Thu Oct, 2011 by Derek Mehraban
On Monday night Google finally released Ice Cream Sandwich (ICS), its new version of the Android operating system. ICS was touted as an improvement over Honeycomb, but the changes are actually quite significant. This is an important advancement not only for the smartphones based on Android but for the growing tablet market that Apple’s iPad has been able to run away with. Google wants to close the tablet gap and ICS is supposed to help with that.
The tablet suffers from a lack of productivity. One of the main hindrances is the lack of good mutli-tasking. Apple tried to fix this in iOS5 but ICS does a much better job. Not only will apps continue working in the background, but ICS offers a “Recent Apps” function that will make switching between apps much easier and more friendly.
Reports are that ICS solves a problem that has always plagued Android. While Android was always a powerful OS, it was never very attractive. The new UI is stunning to look at, fun to play with and intuitively powerful. People are raving about its design, ground normally inhabited only by Apple.
ICS also contains functions for easy grouping of apps, retrieving apps and even to uninstall apps. This will encourage many people who often struggle with bloatware put on the phones by manufacturers. It’s a problem iPhone users are not plagued with, but ICS’ ability to help users with this problem is sure to bring some people into its fold.
Widgets are resizable. Not only is the user able to change the size of a widget for their own preference or for differing screen sizes, but developers are also able to resize widgets. This will help retroactively make phones better suited for different uses and depending on different screen sizes. It is another problem that Apple users are not bothered with, because Apple is a closed system. The fragmentation of the Android world highlighted this is a problem needing resolution. ICS does seem to democratize what is happening in the smartphone allowing for the Android fragmentation issue to heal itself.
Apple had done a good job closing the voice input gap with Siri and iOS5. ICS will widen that gap again. The new voice recognition software will allow the user to speak for as long as he likes, opposed to Siri’s cut off after a certain amount of data. The uses of this function are fairly limited right now, but future abilities to turn that data into searchable or translatable material will become a beneficial difference between Android and iOS.
One of the biggest changes to ICS is the cloud based browser. By moving much of the processing to the cloud the phone itself has sped up. Reports are that ICS is 220% faster when browsing than the Gingerbread release of Android. Browsing has always been an issue for Android devices. Most people needed to install a 3rd party browser because the browsing was so suspect. The new native browser, however, is much faster and much more functional. Mobile browser developers might find themselves pushed out of a market, the reports are that good. This has obvious and significant implications for the digital agency.

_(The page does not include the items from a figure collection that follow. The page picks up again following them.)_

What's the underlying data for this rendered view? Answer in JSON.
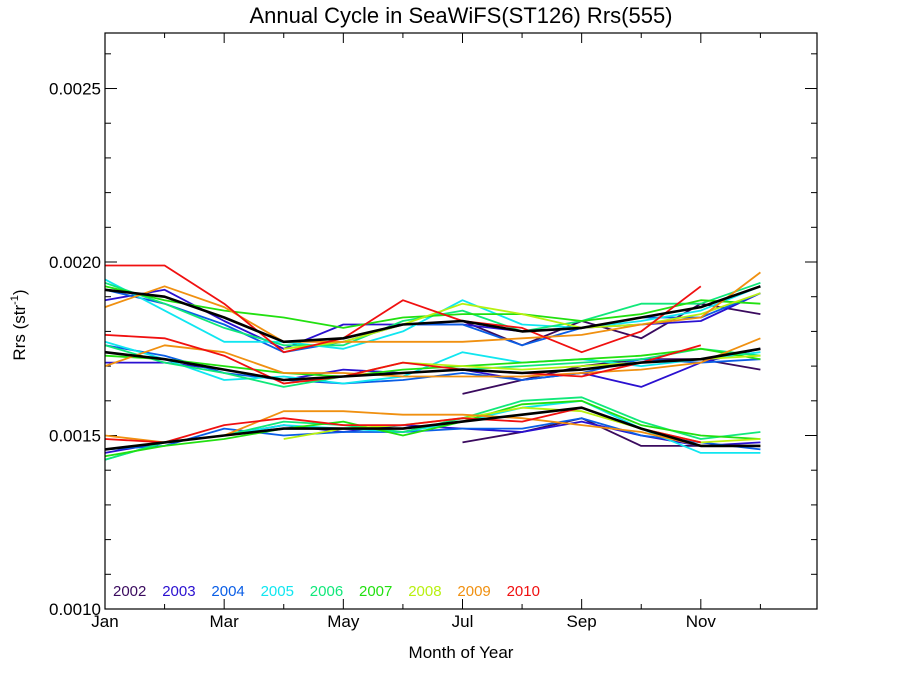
{
  "chart_data": {
    "type": "line",
    "title": "Annual Cycle in SeaWiFS(ST126) Rrs(555)",
    "xlabel": "Month of Year",
    "ylabel_main": "Rrs (str",
    "ylabel_sup": "-1",
    "ylabel_close": ")",
    "xlim": [
      1,
      12.95
    ],
    "ylim": [
      0.001,
      0.00266
    ],
    "x_ticks": [
      {
        "value": 1,
        "label": "Jan"
      },
      {
        "value": 3,
        "label": "Mar"
      },
      {
        "value": 5,
        "label": "May"
      },
      {
        "value": 7,
        "label": "Jul"
      },
      {
        "value": 9,
        "label": "Sep"
      },
      {
        "value": 11,
        "label": "Nov"
      }
    ],
    "y_ticks": [
      {
        "value": 0.001,
        "label": "0.0010"
      },
      {
        "value": 0.0015,
        "label": "0.0015"
      },
      {
        "value": 0.002,
        "label": "0.0020"
      },
      {
        "value": 0.0025,
        "label": "0.0025"
      }
    ],
    "legend_position": "bottom-left",
    "series": [
      {
        "name": "2002",
        "color": "#3a0a5e",
        "bands": [
          [
            null,
            null,
            null,
            null,
            null,
            null,
            0.00162,
            0.00166,
            0.0017,
            0.00172,
            0.00172,
            0.00169
          ],
          [
            null,
            null,
            null,
            null,
            null,
            null,
            0.00183,
            0.00176,
            0.00183,
            0.00178,
            0.00188,
            0.00185
          ],
          [
            null,
            null,
            null,
            null,
            null,
            null,
            0.00148,
            0.00151,
            0.00155,
            0.00147,
            0.00147,
            0.00147
          ]
        ]
      },
      {
        "name": "2003",
        "color": "#2a10d0",
        "bands": [
          [
            0.00171,
            0.00171,
            0.00169,
            0.00166,
            0.00169,
            0.00168,
            0.00169,
            0.00166,
            0.00168,
            0.00164,
            0.00171,
            0.00175
          ],
          [
            0.00189,
            0.00192,
            0.00183,
            0.00175,
            0.00182,
            0.00182,
            0.00182,
            0.0018,
            0.00181,
            0.00182,
            0.00183,
            0.00191
          ],
          [
            0.00145,
            0.00148,
            0.0015,
            0.00153,
            0.00151,
            0.00153,
            0.00152,
            0.00151,
            0.00154,
            0.0015,
            0.00147,
            0.00148
          ]
        ]
      },
      {
        "name": "2004",
        "color": "#0a5ee6",
        "bands": [
          [
            0.00176,
            0.00173,
            0.00168,
            0.00166,
            0.00165,
            0.00166,
            0.00168,
            0.00166,
            0.00168,
            0.00172,
            0.00171,
            0.00172
          ],
          [
            0.00192,
            0.00188,
            0.00182,
            0.00174,
            0.00177,
            0.00182,
            0.00182,
            0.00176,
            0.00181,
            0.00184,
            0.00184,
            0.00191
          ],
          [
            0.00146,
            0.00147,
            0.00152,
            0.0015,
            0.00151,
            0.00151,
            0.00152,
            0.00152,
            0.00155,
            0.0015,
            0.00148,
            0.00146
          ]
        ]
      },
      {
        "name": "2005",
        "color": "#10e6f0",
        "bands": [
          [
            0.00177,
            0.00172,
            0.00166,
            0.00167,
            0.00165,
            0.00167,
            0.00174,
            0.00171,
            0.00172,
            0.0017,
            0.00172,
            0.00174
          ],
          [
            0.00195,
            0.00186,
            0.00177,
            0.00177,
            0.00175,
            0.0018,
            0.00189,
            0.00182,
            0.00181,
            0.00183,
            0.00186,
            0.00193
          ],
          [
            0.00143,
            0.00148,
            0.0015,
            0.00153,
            0.00152,
            0.00151,
            0.00154,
            0.00158,
            0.0016,
            0.00152,
            0.00145,
            0.00145
          ]
        ]
      },
      {
        "name": "2006",
        "color": "#10e87a",
        "bands": [
          [
            0.00176,
            0.00171,
            0.00168,
            0.00164,
            0.00167,
            0.00168,
            0.00169,
            0.0017,
            0.00171,
            0.00172,
            0.00175,
            0.00173
          ],
          [
            0.00194,
            0.00188,
            0.00181,
            0.00176,
            0.00176,
            0.00183,
            0.00186,
            0.0018,
            0.00183,
            0.00188,
            0.00188,
            0.00194
          ],
          [
            0.00143,
            0.00148,
            0.0015,
            0.00154,
            0.00153,
            0.00151,
            0.00155,
            0.0016,
            0.00161,
            0.00154,
            0.00149,
            0.00151
          ]
        ]
      },
      {
        "name": "2007",
        "color": "#22e010",
        "bands": [
          [
            0.00173,
            0.00172,
            0.0017,
            0.00168,
            0.00167,
            0.00169,
            0.0017,
            0.00171,
            0.00172,
            0.00173,
            0.00175,
            0.00172
          ],
          [
            0.00193,
            0.00189,
            0.00186,
            0.00184,
            0.00181,
            0.00184,
            0.00185,
            0.00185,
            0.00183,
            0.00185,
            0.00189,
            0.00188
          ],
          [
            0.00144,
            0.00147,
            0.00149,
            0.00152,
            0.00154,
            0.0015,
            0.00154,
            0.00159,
            0.0016,
            0.00153,
            0.0015,
            0.00149
          ]
        ]
      },
      {
        "name": "2008",
        "color": "#b8f010",
        "bands": [
          [
            null,
            null,
            null,
            0.00165,
            0.00167,
            0.00171,
            0.0017,
            0.00169,
            0.0017,
            0.00171,
            0.00172,
            0.00173
          ],
          [
            null,
            null,
            null,
            0.00175,
            0.00177,
            0.00182,
            0.00188,
            0.00185,
            0.00181,
            0.00182,
            0.00185,
            0.00191
          ],
          [
            null,
            null,
            null,
            0.00149,
            0.00152,
            0.00153,
            0.00155,
            0.00158,
            0.00157,
            0.00152,
            0.00148,
            0.00149
          ]
        ]
      },
      {
        "name": "2009",
        "color": "#f09010",
        "bands": [
          [
            0.0017,
            0.00176,
            0.00174,
            0.00168,
            0.00168,
            0.00167,
            0.00167,
            0.00167,
            0.00168,
            0.00169,
            0.00171,
            0.00178
          ],
          [
            0.00187,
            0.00193,
            0.00187,
            0.00177,
            0.00177,
            0.00177,
            0.00177,
            0.00178,
            0.00179,
            0.00182,
            0.00184,
            0.00197
          ],
          [
            0.0015,
            0.00148,
            0.0015,
            0.00157,
            0.00157,
            0.00156,
            0.00156,
            0.00155,
            0.00153,
            0.00151,
            0.00147,
            0.00147
          ]
        ]
      },
      {
        "name": "2010",
        "color": "#f01010",
        "bands": [
          [
            0.00179,
            0.00178,
            0.00173,
            0.00165,
            0.00167,
            0.00171,
            0.00169,
            0.00168,
            0.00167,
            0.00171,
            0.00176,
            null
          ],
          [
            0.00199,
            0.00199,
            0.00188,
            0.00174,
            0.00178,
            0.00189,
            0.00183,
            0.00181,
            0.00174,
            0.0018,
            0.00193,
            null
          ],
          [
            0.00149,
            0.00148,
            0.00153,
            0.00155,
            0.00153,
            0.00153,
            0.00155,
            0.00154,
            0.00158,
            0.00152,
            0.00148,
            null
          ]
        ]
      },
      {
        "color": "#000000",
        "role": "mean",
        "bands": [
          [
            0.00174,
            0.00172,
            0.00169,
            0.00166,
            0.00167,
            0.00168,
            0.00169,
            0.00168,
            0.00169,
            0.00171,
            0.00172,
            0.00175
          ],
          [
            0.00192,
            0.0019,
            0.00184,
            0.00177,
            0.00178,
            0.00182,
            0.00183,
            0.0018,
            0.00181,
            0.00184,
            0.00187,
            0.00193
          ],
          [
            0.00146,
            0.00148,
            0.0015,
            0.00152,
            0.00152,
            0.00152,
            0.00154,
            0.00156,
            0.00158,
            0.00152,
            0.00147,
            0.00147
          ]
        ]
      }
    ]
  }
}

ICS will also use the near field communications chip as more than a mobile wallet system. Android Beam will allow to NFC equipped devices to automatically exchange data. It is reminiscent of Blackberries and their ability to zip information back and forth through an infrared connection. NFC can function based on proximity though, so there is not a line of sight problem. ICS will also allow Android devices to link up via Bluetooth or wi-fi, so the new feature is not limited to only NFC enabled devices. This will be significant for productivity, an issue Apple has not yet been able to resolve.
Manufacturers are promising their users phone upgrades, but when those upgrades will happen is still unknown. HTC, for example, says it will first need to review ICS and how it interacts with HTC Sense, its own user interface, before allowing an upgrade to happen. That evaluation will also need to happen on each individual handset. It may be quite some time before the mobile marketing agency sees Android 4.0 showing up in reports about the OS of mobile advertisement viewers.
Part of the iPhone 4S disappointment was the lack of many of these features. ICS is a significant jump over iOS5, a gap that will probably be made by Apple when the iPhone 5 is finally released. Until then, however, the digital agency can expect other mobile OS developers to be playing catch up.